Thursday, January 08, 2009
book review - Lines of Fate
This book was one of those finds in a charity shop that at first you are very please with. The blurb on the cover informs you that this won the first Russian equivalent of the Booker Prize so it is with high hopes you open the covers and delve inside. Mark Kharitonov is always in control of the experience and as a reader you never feel totally at ease in the world he describes nor did I ever really understand.
Maybe that is part of the point about this book – it is clearly meant to be difficult – with a cast of numerous characters spanning two different time lines. But in many places it was just too much like shooting fish in the dark and as a result sadly this review is probably lacking a great deal of astute comment.
What did emerge through the fog was the idea that a student was studying for his doctoral thesis but concentrating on the writings of an author who ended up living in exile.
The author not only lived in the wilderness but lacked some of the basic things like paper and resorted to writing on the back of candy wrappers, which were produced in the factory in the town he was staying in. Some of the thoughts put down on the wrappers are just single lines but they seem to speak to the student many years later.
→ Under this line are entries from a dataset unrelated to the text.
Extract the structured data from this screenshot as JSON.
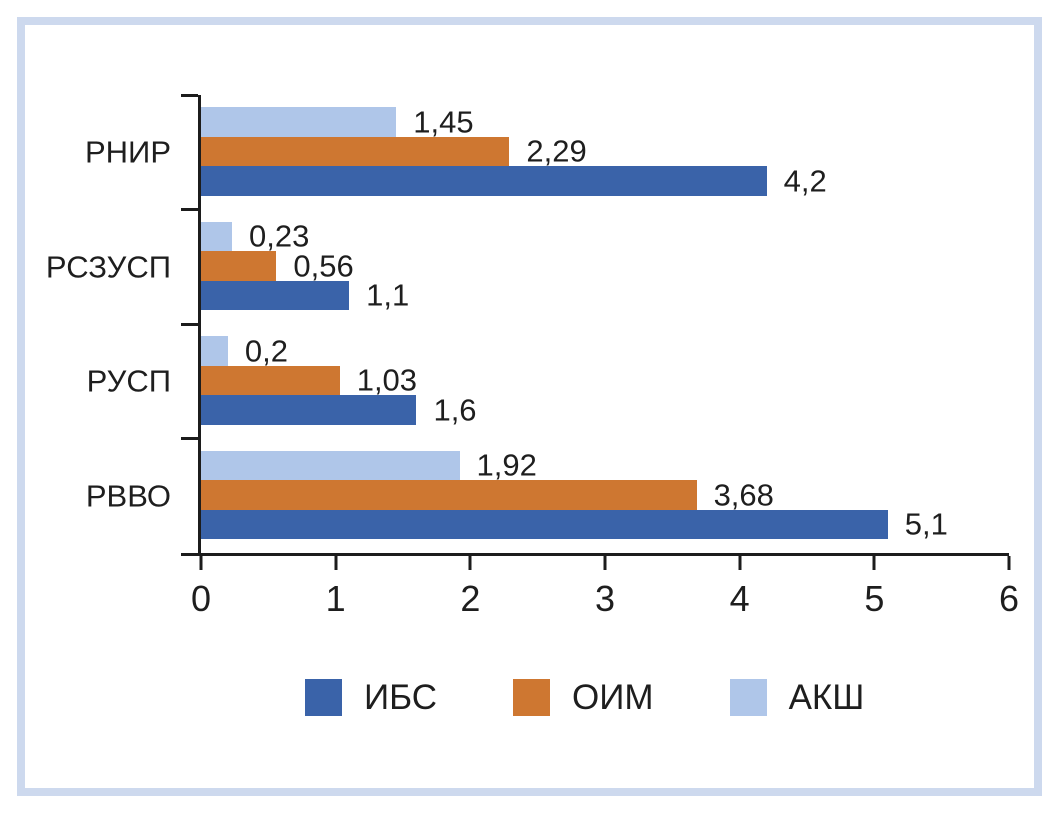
{
  "frame": {
    "border_color": "#cdd9ee",
    "background": "#ffffff"
  },
  "chart_data": {
    "type": "bar",
    "orientation": "horizontal",
    "title": "",
    "xlabel": "",
    "ylabel": "",
    "categories": [
      "РНИР",
      "РСЗУСП",
      "РУСП",
      "РВВО"
    ],
    "series": [
      {
        "name": "ИБС",
        "color": "#3a63a9",
        "values": [
          4.2,
          1.1,
          1.6,
          5.1
        ],
        "display_labels": [
          "4,2",
          "1,1",
          "1,6",
          "5,1"
        ]
      },
      {
        "name": "ОИМ",
        "color": "#ce7731",
        "values": [
          2.29,
          0.56,
          1.03,
          3.68
        ],
        "display_labels": [
          "2,29",
          "0,56",
          "1,03",
          "3,68"
        ]
      },
      {
        "name": "АКШ",
        "color": "#afc6e9",
        "values": [
          1.45,
          0.23,
          0.2,
          1.92
        ],
        "display_labels": [
          "1,45",
          "0,23",
          "0,2",
          "1,92"
        ]
      }
    ],
    "bar_order_top_to_bottom": [
      "АКШ",
      "ОИМ",
      "ИБС"
    ],
    "xlim": [
      0,
      6
    ],
    "x_ticks": [
      "0",
      "1",
      "2",
      "3",
      "4",
      "5",
      "6"
    ],
    "grid": false,
    "decimal_separator": ",",
    "legend": {
      "position": "bottom",
      "entries": [
        "ИБС",
        "ОИМ",
        "АКШ"
      ]
    }
  }
}
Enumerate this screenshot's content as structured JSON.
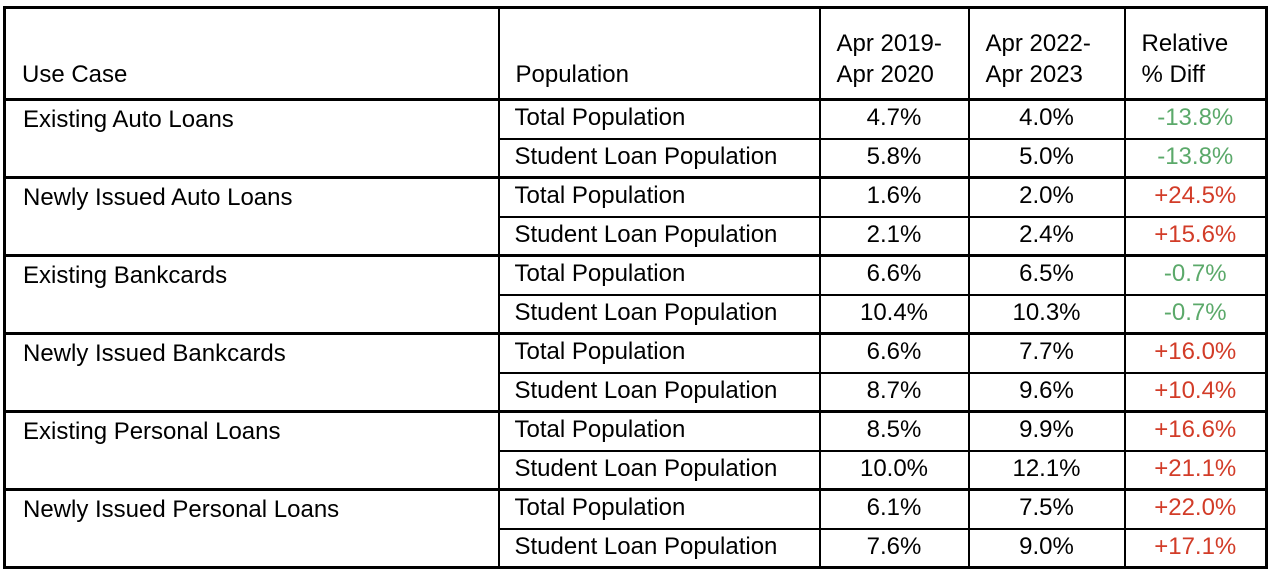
{
  "colors": {
    "positive_diff": "#d23c28",
    "negative_diff": "#5ba96a",
    "border": "#000000",
    "background": "#ffffff",
    "text": "#000000"
  },
  "table": {
    "headers": [
      "Use Case",
      "Population",
      "Apr 2019-\nApr 2020",
      "Apr 2022-\nApr 2023",
      "Relative\n% Diff"
    ],
    "groups": [
      {
        "use_case": "Existing Auto Loans",
        "rows": [
          {
            "population": "Total Population",
            "period1": "4.7%",
            "period2": "4.0%",
            "diff": "-13.8%",
            "direction": "negative"
          },
          {
            "population": "Student Loan Population",
            "period1": "5.8%",
            "period2": "5.0%",
            "diff": "-13.8%",
            "direction": "negative"
          }
        ]
      },
      {
        "use_case": "Newly Issued Auto Loans",
        "rows": [
          {
            "population": "Total Population",
            "period1": "1.6%",
            "period2": "2.0%",
            "diff": "+24.5%",
            "direction": "positive"
          },
          {
            "population": "Student Loan Population",
            "period1": "2.1%",
            "period2": "2.4%",
            "diff": "+15.6%",
            "direction": "positive"
          }
        ]
      },
      {
        "use_case": "Existing Bankcards",
        "rows": [
          {
            "population": "Total Population",
            "period1": "6.6%",
            "period2": "6.5%",
            "diff": "-0.7%",
            "direction": "negative"
          },
          {
            "population": "Student Loan Population",
            "period1": "10.4%",
            "period2": "10.3%",
            "diff": "-0.7%",
            "direction": "negative"
          }
        ]
      },
      {
        "use_case": "Newly Issued Bankcards",
        "rows": [
          {
            "population": "Total Population",
            "period1": "6.6%",
            "period2": "7.7%",
            "diff": "+16.0%",
            "direction": "positive"
          },
          {
            "population": "Student Loan Population",
            "period1": "8.7%",
            "period2": "9.6%",
            "diff": "+10.4%",
            "direction": "positive"
          }
        ]
      },
      {
        "use_case": "Existing Personal Loans",
        "rows": [
          {
            "population": "Total Population",
            "period1": "8.5%",
            "period2": "9.9%",
            "diff": "+16.6%",
            "direction": "positive"
          },
          {
            "population": "Student Loan Population",
            "period1": "10.0%",
            "period2": "12.1%",
            "diff": "+21.1%",
            "direction": "positive"
          }
        ]
      },
      {
        "use_case": "Newly Issued Personal Loans",
        "rows": [
          {
            "population": "Total Population",
            "period1": "6.1%",
            "period2": "7.5%",
            "diff": "+22.0%",
            "direction": "positive"
          },
          {
            "population": "Student Loan Population",
            "period1": "7.6%",
            "period2": "9.0%",
            "diff": "+17.1%",
            "direction": "positive"
          }
        ]
      }
    ]
  },
  "chart_data": {
    "type": "table",
    "columns": [
      "Use Case",
      "Population",
      "Apr 2019-Apr 2020",
      "Apr 2022-Apr 2023",
      "Relative % Diff"
    ],
    "rows": [
      [
        "Existing Auto Loans",
        "Total Population",
        4.7,
        4.0,
        -13.8
      ],
      [
        "Existing Auto Loans",
        "Student Loan Population",
        5.8,
        5.0,
        -13.8
      ],
      [
        "Newly Issued Auto Loans",
        "Total Population",
        1.6,
        2.0,
        24.5
      ],
      [
        "Newly Issued Auto Loans",
        "Student Loan Population",
        2.1,
        2.4,
        15.6
      ],
      [
        "Existing Bankcards",
        "Total Population",
        6.6,
        6.5,
        -0.7
      ],
      [
        "Existing Bankcards",
        "Student Loan Population",
        10.4,
        10.3,
        -0.7
      ],
      [
        "Newly Issued Bankcards",
        "Total Population",
        6.6,
        7.7,
        16.0
      ],
      [
        "Newly Issued Bankcards",
        "Student Loan Population",
        8.7,
        9.6,
        10.4
      ],
      [
        "Existing Personal Loans",
        "Total Population",
        8.5,
        9.9,
        16.6
      ],
      [
        "Existing Personal Loans",
        "Student Loan Population",
        10.0,
        12.1,
        21.1
      ],
      [
        "Newly Issued Personal Loans",
        "Total Population",
        6.1,
        7.5,
        22.0
      ],
      [
        "Newly Issued Personal Loans",
        "Student Loan Population",
        7.6,
        9.0,
        17.1
      ]
    ],
    "value_unit": "%",
    "notes": "Relative % Diff shown green when negative, red when positive"
  }
}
What also seems to speak to the student is the sense of political doom that the author predicted would happen and did indeed shatter his world as the factory was closed and the estate connected with it looted and destroyed.
But in-between those moments of clarity there are meetings both in the past and present with academics and publishers that meet and influence and try to exploit both author and student. But what they also have in common seems to be a failed love affair that ends with the woman disappearing into the mists of time.
The problem with the book is that it just never gets any easier and even at the 200 page mark you are left flummoxed. I know that there is a larger debate about whether or not literature should be difficult and challenging for the reader but there is also something about it being enjoyable.
I am happy to admit that my reading is not as deep and as wide as I would like and neither is the memory that good (hence why I write things down here to remember) but for me this was one of the most difficult reads of last year.